Es ahí donde entra el Instituto para Devolver al Pueblo lo Robado (INDEP), que en voz de su titular, va a fondear el sorteo con los recursos de un fondo constituido con dinero decomisado por la Fiscalía General de la República con cuentas en dólares aseguradas a la delincuencia. Aún falta que definan el mecanismo para disponer de estos recursos.

El propio titular del Ejecutivo destacó que la fuerza aérea va a conservar el avión en tanto se vende y/o se arrienda y, de venderse, esos recursos también serán para equipos médicos.
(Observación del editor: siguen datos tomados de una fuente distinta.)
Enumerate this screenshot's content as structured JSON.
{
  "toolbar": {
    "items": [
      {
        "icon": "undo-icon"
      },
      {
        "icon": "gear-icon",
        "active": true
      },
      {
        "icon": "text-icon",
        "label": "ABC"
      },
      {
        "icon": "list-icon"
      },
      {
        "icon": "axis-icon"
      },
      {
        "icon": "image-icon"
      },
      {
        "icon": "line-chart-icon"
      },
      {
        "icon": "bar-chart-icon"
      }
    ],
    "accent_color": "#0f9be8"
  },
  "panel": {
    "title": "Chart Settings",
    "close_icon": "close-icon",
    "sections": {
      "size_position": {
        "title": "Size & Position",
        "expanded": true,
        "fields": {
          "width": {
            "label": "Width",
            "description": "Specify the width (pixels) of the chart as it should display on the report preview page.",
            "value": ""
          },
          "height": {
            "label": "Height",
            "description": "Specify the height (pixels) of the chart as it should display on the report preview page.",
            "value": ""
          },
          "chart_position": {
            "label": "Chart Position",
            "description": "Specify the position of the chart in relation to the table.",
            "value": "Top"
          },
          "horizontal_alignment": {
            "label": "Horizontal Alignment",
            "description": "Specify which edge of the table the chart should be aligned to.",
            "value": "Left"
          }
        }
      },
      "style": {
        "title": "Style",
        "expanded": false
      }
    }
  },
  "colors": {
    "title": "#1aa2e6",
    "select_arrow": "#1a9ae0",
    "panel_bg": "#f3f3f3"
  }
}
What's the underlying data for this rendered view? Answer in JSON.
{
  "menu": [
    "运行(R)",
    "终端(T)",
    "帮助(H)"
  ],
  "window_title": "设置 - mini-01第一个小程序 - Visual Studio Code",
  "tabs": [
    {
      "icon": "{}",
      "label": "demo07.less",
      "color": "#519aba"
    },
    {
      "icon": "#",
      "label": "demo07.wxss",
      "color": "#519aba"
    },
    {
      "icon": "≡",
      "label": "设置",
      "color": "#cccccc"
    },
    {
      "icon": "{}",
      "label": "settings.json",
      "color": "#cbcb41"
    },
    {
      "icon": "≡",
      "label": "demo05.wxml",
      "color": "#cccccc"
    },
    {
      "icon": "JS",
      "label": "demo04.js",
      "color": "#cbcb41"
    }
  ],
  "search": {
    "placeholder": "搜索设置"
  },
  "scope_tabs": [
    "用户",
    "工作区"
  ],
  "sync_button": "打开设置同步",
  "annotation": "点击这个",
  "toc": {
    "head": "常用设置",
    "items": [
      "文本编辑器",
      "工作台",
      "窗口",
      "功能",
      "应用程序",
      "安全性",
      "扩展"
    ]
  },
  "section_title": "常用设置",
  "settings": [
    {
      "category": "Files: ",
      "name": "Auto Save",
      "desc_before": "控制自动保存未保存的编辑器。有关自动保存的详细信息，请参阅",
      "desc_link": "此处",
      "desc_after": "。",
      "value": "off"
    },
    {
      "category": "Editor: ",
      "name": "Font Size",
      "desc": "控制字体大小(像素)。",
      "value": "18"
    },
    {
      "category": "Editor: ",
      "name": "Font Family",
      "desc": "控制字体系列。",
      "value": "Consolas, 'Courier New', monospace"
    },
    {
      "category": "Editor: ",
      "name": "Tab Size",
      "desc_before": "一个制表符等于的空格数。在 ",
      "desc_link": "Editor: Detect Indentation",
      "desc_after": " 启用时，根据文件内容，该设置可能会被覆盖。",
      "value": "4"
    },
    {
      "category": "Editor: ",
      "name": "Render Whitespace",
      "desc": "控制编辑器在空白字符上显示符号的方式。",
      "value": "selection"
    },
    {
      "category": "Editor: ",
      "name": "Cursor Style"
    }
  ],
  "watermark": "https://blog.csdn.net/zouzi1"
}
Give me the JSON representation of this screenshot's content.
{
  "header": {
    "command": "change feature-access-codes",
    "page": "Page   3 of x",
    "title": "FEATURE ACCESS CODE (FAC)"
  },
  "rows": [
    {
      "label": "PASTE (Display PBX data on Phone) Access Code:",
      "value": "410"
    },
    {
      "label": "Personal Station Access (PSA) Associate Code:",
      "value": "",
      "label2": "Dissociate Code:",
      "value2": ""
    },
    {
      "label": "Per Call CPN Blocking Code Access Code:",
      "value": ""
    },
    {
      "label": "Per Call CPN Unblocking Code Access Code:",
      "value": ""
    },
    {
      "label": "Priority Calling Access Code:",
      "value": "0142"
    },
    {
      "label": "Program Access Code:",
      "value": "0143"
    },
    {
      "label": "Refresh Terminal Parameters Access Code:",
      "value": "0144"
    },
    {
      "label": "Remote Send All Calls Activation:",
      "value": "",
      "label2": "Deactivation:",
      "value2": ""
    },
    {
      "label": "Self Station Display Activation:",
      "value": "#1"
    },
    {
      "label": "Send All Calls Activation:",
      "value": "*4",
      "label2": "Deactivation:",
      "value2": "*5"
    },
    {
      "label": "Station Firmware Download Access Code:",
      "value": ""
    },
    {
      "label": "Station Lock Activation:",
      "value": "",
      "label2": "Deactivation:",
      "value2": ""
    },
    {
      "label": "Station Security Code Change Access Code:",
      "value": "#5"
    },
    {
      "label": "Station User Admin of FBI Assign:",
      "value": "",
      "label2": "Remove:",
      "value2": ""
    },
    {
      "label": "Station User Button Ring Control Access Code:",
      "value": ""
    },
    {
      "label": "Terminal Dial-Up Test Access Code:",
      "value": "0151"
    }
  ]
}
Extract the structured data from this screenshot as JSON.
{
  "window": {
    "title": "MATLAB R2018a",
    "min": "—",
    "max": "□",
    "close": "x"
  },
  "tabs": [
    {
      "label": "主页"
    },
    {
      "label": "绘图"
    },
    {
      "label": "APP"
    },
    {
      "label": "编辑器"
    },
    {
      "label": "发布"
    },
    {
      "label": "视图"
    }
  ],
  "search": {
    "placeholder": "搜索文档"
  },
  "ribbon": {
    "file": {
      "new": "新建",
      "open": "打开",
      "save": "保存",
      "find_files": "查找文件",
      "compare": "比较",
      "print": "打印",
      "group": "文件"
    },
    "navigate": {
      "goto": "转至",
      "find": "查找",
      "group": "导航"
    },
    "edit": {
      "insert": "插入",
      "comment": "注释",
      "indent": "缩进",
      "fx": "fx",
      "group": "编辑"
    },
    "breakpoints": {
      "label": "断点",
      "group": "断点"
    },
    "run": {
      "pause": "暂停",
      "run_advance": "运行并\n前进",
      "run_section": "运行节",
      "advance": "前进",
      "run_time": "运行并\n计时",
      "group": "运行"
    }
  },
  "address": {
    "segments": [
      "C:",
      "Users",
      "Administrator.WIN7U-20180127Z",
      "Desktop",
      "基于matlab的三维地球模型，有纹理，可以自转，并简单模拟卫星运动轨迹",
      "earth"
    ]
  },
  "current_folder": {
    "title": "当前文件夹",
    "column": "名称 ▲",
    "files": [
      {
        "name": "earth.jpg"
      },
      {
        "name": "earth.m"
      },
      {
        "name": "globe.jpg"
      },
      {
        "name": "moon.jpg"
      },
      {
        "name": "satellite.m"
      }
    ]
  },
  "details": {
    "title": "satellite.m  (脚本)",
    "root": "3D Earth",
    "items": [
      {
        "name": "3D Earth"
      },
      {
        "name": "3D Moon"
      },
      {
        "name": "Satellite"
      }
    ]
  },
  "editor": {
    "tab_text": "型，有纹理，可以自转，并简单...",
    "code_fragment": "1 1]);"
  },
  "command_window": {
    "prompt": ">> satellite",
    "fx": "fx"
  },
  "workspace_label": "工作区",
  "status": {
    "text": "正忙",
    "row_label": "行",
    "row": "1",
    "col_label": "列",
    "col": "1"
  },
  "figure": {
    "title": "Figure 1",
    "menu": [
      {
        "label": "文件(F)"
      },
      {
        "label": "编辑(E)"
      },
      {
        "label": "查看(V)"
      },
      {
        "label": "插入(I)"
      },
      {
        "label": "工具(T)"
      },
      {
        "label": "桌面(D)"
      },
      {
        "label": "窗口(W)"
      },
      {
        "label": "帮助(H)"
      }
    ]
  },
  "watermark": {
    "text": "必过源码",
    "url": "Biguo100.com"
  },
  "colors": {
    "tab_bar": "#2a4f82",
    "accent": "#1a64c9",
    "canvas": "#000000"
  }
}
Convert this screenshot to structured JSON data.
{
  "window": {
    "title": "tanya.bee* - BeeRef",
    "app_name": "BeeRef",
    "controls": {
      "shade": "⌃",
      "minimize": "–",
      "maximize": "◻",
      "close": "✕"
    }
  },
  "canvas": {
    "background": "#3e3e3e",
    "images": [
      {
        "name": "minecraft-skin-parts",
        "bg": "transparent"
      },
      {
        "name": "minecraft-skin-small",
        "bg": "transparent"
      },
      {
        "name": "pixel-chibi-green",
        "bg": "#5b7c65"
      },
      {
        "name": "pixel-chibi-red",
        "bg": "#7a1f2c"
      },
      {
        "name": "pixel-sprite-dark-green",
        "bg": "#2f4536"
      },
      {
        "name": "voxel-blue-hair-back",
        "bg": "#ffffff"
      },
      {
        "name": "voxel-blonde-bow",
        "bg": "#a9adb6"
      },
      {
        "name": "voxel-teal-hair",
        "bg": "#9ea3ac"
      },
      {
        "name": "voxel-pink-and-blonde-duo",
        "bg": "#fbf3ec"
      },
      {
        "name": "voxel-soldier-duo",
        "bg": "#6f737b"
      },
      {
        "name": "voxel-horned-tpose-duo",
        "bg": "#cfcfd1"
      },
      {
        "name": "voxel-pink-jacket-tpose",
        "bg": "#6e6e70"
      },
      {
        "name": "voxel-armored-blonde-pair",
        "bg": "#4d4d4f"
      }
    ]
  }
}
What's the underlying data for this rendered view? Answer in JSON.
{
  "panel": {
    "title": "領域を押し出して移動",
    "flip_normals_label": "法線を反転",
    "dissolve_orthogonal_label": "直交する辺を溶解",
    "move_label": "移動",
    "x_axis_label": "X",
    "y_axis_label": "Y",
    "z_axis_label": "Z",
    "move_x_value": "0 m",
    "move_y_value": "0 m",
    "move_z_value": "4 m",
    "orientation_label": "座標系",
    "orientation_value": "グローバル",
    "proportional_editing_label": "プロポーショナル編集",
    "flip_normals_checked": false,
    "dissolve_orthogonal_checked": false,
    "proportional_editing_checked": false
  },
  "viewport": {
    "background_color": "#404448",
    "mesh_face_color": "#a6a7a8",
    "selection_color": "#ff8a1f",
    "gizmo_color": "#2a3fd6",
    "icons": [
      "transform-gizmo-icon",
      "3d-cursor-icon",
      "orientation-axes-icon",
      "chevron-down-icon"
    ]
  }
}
El titular del Banco Nacional de Obras Públicas (BANOBRAS), que aparentemente es el propietario del avión entregado en arrendamiento a la Secretaría de la Defensa Nacional, señaló que aún falta definir la forma en que se amortizará el capital e intereses que aún se encuentra pendiente de liquidar en el contrato de arrendamiento financiero para que el avión deje de ser propiedad de Banobras y pase a manos del gobierno federal. El banco no pierde. Por la normatividad aplicable a la institución, esta debe contar con el activo, o con su valor, ya que en caso contrario, habría un daño patrimonial a la institución.

En resumen, aunque el titular del ejecutivo insistió el viernes que se había tomado la decisión de rifar el avión, se trata de un sorteo simbólico, cuyos recursos no serán destinados para pagar a BANOBRAS el valor del avión, sino para equipamiento hospitalario, y los premios serán cubiertos con recursos resguardados por el INDEP. Mata el tema de la venta, pero el problema sigue estando presente, aunque se difiere en el tiempo.

La idea de la rifa directa del avión no era mala, ya que al pasar a ser un bien propiedad de los ciudadanos, hubiese permitido a las autoridades darle la vuelta a cualquier normatividad aplicable y venderlo con toda facilidad, pero tal vez no encontraron el mecanismo adecuado ... o no quisieron enfrentar las burlas.